The High Level Models Pannier chassis kit, intended to go under the Bachmann body, is designed to be built with either rigid axles or using the supplied compensation beams (on the centre and rear axles, with a rocking front axle). This article describes an alternative suspension – the fitting of a CSB.
This article is a slightly expanded version of the one first appearing in Scalefour News 182, and includes some additional pictures of James Moorhouse's CSB Pannier.
The chosen fulcrum plot was marked on the mainframe, with the rigid axle holes etch parts intact, using line 'C' of the High Level Models CSB jig. Line 'C' of the CSB jig was chosen, as this seemed the easiest, but line 'B' is an alternative viable option.
The centre axle hole is the starting point when using the CSB jig. You may have to open out the centre hole in the jig slightly to accept the axle bearing supplied with the jig. All the axle holes in the frames will need to be opened very slightly to accept the bushes so as to fit the jig, but not too much because you are looking for an interference fit.

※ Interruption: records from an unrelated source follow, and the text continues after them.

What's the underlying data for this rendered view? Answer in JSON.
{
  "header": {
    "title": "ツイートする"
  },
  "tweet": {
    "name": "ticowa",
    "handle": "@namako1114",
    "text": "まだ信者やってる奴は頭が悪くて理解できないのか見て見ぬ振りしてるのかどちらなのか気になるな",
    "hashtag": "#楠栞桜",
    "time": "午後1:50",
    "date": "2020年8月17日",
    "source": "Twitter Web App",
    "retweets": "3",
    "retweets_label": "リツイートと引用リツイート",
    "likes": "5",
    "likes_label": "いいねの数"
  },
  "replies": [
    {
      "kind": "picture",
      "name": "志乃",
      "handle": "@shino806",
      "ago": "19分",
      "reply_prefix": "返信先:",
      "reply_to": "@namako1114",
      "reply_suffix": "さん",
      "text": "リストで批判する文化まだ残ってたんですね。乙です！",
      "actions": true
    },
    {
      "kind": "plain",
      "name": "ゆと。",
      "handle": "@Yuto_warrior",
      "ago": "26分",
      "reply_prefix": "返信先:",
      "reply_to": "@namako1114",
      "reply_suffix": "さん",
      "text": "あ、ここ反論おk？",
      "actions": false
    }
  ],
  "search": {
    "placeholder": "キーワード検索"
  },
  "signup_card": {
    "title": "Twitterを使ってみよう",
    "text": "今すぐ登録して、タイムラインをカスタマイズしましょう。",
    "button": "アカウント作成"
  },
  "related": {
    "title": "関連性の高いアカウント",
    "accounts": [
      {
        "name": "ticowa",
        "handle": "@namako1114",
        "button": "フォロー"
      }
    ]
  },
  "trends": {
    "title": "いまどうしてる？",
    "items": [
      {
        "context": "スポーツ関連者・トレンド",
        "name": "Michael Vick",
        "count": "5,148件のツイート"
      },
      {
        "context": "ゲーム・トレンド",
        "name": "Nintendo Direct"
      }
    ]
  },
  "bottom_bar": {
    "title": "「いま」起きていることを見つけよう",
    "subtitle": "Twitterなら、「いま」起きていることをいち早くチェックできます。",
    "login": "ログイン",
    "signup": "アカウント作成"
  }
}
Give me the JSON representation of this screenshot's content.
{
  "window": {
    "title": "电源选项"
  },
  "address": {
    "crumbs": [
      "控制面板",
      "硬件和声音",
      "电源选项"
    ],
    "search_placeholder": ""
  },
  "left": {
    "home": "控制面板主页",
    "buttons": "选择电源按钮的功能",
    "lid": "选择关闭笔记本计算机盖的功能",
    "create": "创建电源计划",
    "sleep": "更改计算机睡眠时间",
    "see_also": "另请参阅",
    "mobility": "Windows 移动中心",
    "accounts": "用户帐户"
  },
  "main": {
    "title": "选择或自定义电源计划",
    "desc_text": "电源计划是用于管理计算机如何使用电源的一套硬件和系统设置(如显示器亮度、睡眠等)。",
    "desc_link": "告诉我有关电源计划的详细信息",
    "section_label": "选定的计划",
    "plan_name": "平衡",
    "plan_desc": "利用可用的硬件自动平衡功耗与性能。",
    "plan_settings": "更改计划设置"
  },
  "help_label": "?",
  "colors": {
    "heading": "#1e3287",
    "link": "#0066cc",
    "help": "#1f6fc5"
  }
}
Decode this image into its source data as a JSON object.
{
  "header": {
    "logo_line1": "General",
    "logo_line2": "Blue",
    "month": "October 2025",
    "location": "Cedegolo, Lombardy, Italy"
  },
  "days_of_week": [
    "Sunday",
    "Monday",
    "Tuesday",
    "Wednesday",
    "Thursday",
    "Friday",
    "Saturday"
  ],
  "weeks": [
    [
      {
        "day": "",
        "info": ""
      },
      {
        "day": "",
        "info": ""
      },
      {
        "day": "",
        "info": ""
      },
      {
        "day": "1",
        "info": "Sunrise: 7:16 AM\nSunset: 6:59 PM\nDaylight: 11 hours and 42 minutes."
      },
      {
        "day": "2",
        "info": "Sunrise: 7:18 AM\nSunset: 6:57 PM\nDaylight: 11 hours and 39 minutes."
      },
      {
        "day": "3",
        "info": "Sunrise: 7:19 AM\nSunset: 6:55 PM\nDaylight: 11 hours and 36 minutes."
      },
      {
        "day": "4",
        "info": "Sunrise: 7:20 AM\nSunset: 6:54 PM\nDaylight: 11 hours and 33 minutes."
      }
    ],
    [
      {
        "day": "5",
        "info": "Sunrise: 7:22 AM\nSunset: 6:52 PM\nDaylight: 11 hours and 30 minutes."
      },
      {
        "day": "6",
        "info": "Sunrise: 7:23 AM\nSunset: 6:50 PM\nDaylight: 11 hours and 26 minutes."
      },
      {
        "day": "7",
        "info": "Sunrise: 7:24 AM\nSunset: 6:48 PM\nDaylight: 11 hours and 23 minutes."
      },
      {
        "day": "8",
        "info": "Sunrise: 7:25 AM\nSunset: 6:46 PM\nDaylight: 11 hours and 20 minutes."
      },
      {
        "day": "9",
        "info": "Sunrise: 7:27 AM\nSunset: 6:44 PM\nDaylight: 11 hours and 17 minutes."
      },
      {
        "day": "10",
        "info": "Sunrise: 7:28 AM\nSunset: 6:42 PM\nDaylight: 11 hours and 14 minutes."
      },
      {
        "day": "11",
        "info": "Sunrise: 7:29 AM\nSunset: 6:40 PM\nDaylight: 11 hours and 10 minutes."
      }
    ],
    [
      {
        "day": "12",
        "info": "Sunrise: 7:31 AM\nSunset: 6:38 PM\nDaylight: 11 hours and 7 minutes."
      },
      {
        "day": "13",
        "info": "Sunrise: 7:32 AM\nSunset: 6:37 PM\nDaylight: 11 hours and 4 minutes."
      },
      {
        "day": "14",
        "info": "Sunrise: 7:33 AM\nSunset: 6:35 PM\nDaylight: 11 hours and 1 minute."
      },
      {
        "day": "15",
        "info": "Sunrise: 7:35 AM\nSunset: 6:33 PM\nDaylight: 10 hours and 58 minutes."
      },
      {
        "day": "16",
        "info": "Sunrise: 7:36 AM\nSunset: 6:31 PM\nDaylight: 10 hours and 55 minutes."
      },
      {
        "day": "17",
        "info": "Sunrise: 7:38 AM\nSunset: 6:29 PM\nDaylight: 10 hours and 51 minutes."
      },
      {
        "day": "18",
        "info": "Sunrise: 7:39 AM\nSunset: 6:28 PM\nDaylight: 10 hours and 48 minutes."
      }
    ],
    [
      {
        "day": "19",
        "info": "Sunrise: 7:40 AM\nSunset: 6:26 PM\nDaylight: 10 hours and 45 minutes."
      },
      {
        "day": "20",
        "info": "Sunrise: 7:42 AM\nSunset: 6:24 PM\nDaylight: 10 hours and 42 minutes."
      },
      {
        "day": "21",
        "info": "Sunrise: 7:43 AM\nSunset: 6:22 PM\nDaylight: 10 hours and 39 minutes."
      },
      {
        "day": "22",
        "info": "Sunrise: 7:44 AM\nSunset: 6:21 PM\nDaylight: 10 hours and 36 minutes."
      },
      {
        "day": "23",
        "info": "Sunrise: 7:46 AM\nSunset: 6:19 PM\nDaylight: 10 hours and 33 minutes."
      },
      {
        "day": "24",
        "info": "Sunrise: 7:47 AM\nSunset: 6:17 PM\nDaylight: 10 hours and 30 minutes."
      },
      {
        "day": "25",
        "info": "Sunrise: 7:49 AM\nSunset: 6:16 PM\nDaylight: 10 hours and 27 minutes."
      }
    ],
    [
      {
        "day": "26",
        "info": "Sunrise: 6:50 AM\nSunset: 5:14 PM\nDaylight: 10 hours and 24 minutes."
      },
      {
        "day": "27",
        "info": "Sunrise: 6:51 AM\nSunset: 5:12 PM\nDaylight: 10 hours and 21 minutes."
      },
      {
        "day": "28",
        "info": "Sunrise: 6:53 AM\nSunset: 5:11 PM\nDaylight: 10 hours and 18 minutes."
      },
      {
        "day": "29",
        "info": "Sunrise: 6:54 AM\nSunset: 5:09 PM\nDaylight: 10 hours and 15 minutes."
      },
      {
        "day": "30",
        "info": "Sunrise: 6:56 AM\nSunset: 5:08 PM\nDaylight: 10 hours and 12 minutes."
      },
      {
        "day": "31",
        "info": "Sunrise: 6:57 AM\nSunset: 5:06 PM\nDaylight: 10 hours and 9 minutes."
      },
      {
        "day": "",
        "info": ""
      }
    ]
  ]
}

The outer axle bushes will need two sides filed flat to fit the outer slots in the jig (or very lightly wipe the sides of the slots in the jig with a file). Each fulcrum point was drilled 0.5mm using a hand drill. After drilling, a line was marked, using the holes as a horizontal datum, down the full length of the chassis, to determine where to make the enlarged apertures in the chassis cross members.
The diagram above shows the apertures needed to be cut in three of the frame spacers to clear the beam. (The rear frame spacer requires no modification.)
The front spacer (kit part No 4) had a slot measuring 1.5 x 2.5mm hard against the frames. The motion bracket spacer (No 5) is a little more tricky, and a very small diameter round file was used to file out the top outside (inner) corner on bothsides, followed by filing down the outside (inner) sides with a flat file to allow for the up and down play of the beam. The firebox (middle) spacer No 6 is almost ready as supplied, and only about 2mm more from the top of the compensation beam slots, just short, say 1mm, from the firebox bottom, is required.
The picture adjacent shows two of the frame spacers (the middle spacer and the motionplate spacer) with their beam clearance apertures, prior to being fixed into the frame.
Laminating the rod etches together, with drills for alignment. The nearer hole is for the forked knuckle. Before laminating the coupling rods together the etches were drilled them out individually with a 0.8mm (for the knuckle joint) and 1.4mm (for the crankpin holes) with a small electric pillar drill. All the holes were gently countersunk and the rods cleaned up to ensure they went together with no kinks or bumps. These rods are very fragile when removed from the fret so be careful. The drills were used when starting to laminate the rods together, being replaced by cocktail sticks to keep solder from blocking the holes when soldering the ends. Do not be afraid to use plenty of solder.
Finished rods awaiting their knuckle pins. The instructions advise to solder the 0.8mm rivet. I chose to gentle hammer the rivet on my rods with a couple of light taps with a toffee hammer on something hard a small anvil in my case.
The frames are drilled, together, for their fulcrum points. After separation, and opening up the 0.5mm fulcrum frame holes to 0.75mm, Markits 'WD short austerity' handrail knobs are soldered in, using a short length of wire through all the knobs for good alignment.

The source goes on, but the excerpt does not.